Von den Türmen der Stadt hinter ihm schlug es sieben, als Adalbert an den letzten Häusern vorüber in die Allee bog, welche, ein Stück der Gernsbacher Chaussee abschneidend, durch das Wiesenthal bis an den Fuß der Berge führt. Die Nacht brach stark herein; hier unter den breitkronigen Kastanien, in deren morschen Blättern der Wind rasselte, war es beinahe finster; nur von links her durch eine gelegentliche Lücke zwischen den Bäumen zeigte sich ein Stück etwas helleren Himmels, auf dem der Berg mit dem Schloß so schwarz stand, daß ein einsames Licht von droben wie ein Stern herunterschimmerte. Adalbert hoffte, es werde sich draußen besser machen. Ihm war die Finsternis schon recht; aber der Weg von Gernsbach herauf führte streckenweis durch dichten Wald und bei dem unaufhörlichen Regen der letzten Tage mußte selbst die Chaussee arg gelitten haben. Glücklicherweise regnete es wenigstens jetzt nicht, auch war der beinahe volle Mond schon aufgegangen oder stand nur noch hinter den Bergen und würde, sobald er höher kam, schon seine Schuldigkeit thun trotz der dicken schwarzen Wolken. Und wenn die Mietsgäule auch keine Trakehner waren, hier in den Bergen war auf sie mehr Verlaß als auf Rassepferde, und die Kutscher verstanden ihr Metier mit Hemmschuh und Bremse – das mußte man den Kerlen lassen. Sie würde ja nicht gerade an eine Ausnahme geraten sein: einen alten Krümper, wie der neulich nach der Iburg, oder an einen frechen jungen Kerl, wie –

Adalbert stand in seinem raschen Schritt, aus dem schon fast ein Lauf geworden war, jäh still.
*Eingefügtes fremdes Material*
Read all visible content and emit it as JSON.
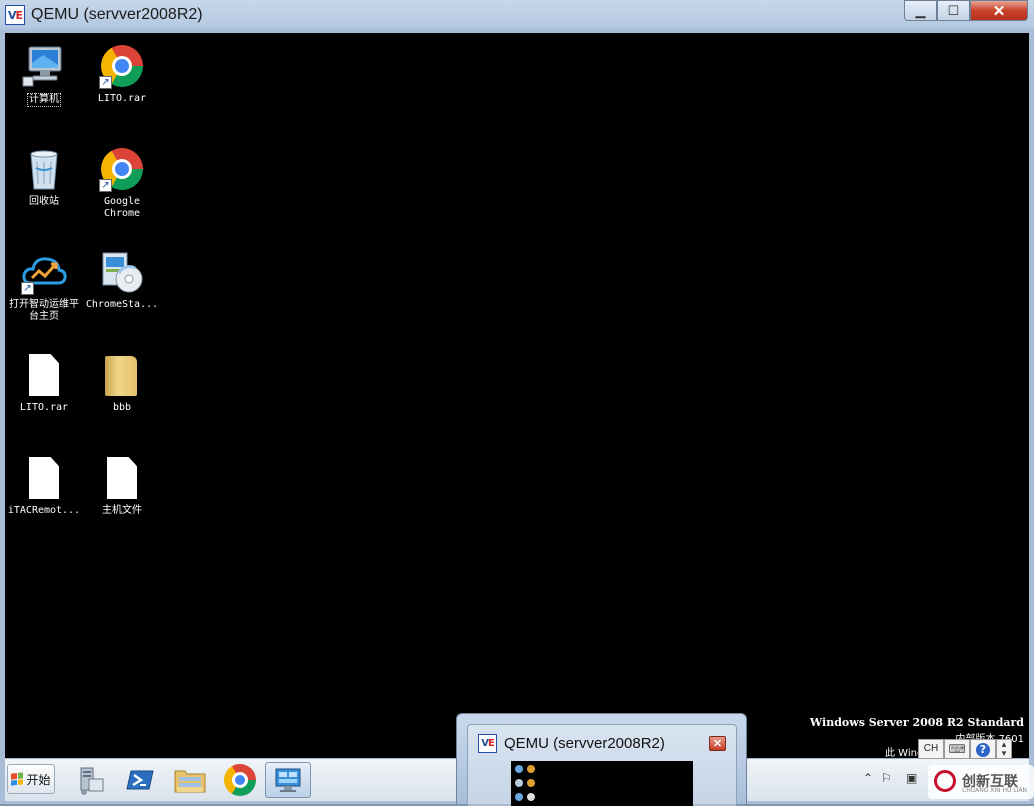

Wenn Hilde eben an den frechen Menschen geraten wäre, der sie an einem der ersten Tage nach dem alten Schloß hinaufgefahren, und der sich in der Zwischenzeit oben betrunken hatte? Und nun so allein mit dem wüsten Gesellen im dunklen Walde! Er hätte es ihr doch nicht erlauben, wenigstens den Friedrich mitgeben sollen! Aber es war ja alles so schnell gekommen; wer hätte da das Einzelne voraus sehen, voraus überlegen können! Ach was! warum sollte es denn gerade der Kerl sein! Und ein junger Kerl trinkt ja wohl einmal über den Durst, ohne daß er ein Säufer ist; und Säufer sind noch lange nicht die schlechtesten Menschen. Es war nur, daß er eben mit einem grundschlechten zu thun gehabt hatte. Eine solche Kanaille konnte einem freilich den Geschmack an den Menschen auf lange gründlich verderben.

Er hatte seinen eiligen Marsch fortgesetzt und kam, aus der Allee heraus, zu der Brücke über den Bach, welcher hier die Chaussee durchschneidet. Der Bach, den man sonst kaum bemerkte, rauschte heute gewaltig unter der Brücke zu Thal; hier und da, wo er an einen Steinblock anprallen mochte, blinkte der schwarze Schwall weißlich aus der Tiefe. Adalbert stand eine kurze Weile, hinab starrend, auf das Tosen und Brausen hörend, Ohr und Seele damit füllend. Oder eigentlich war ihm, als sei das seine eigene Kraft, die da so rastlos hinstürmte, bloß, daß das da unten finster und zornig klang, und es in seiner Seele hell war und so voll Jubel – er hätte es hinausschreien mögen in die sausende donnernde Nacht.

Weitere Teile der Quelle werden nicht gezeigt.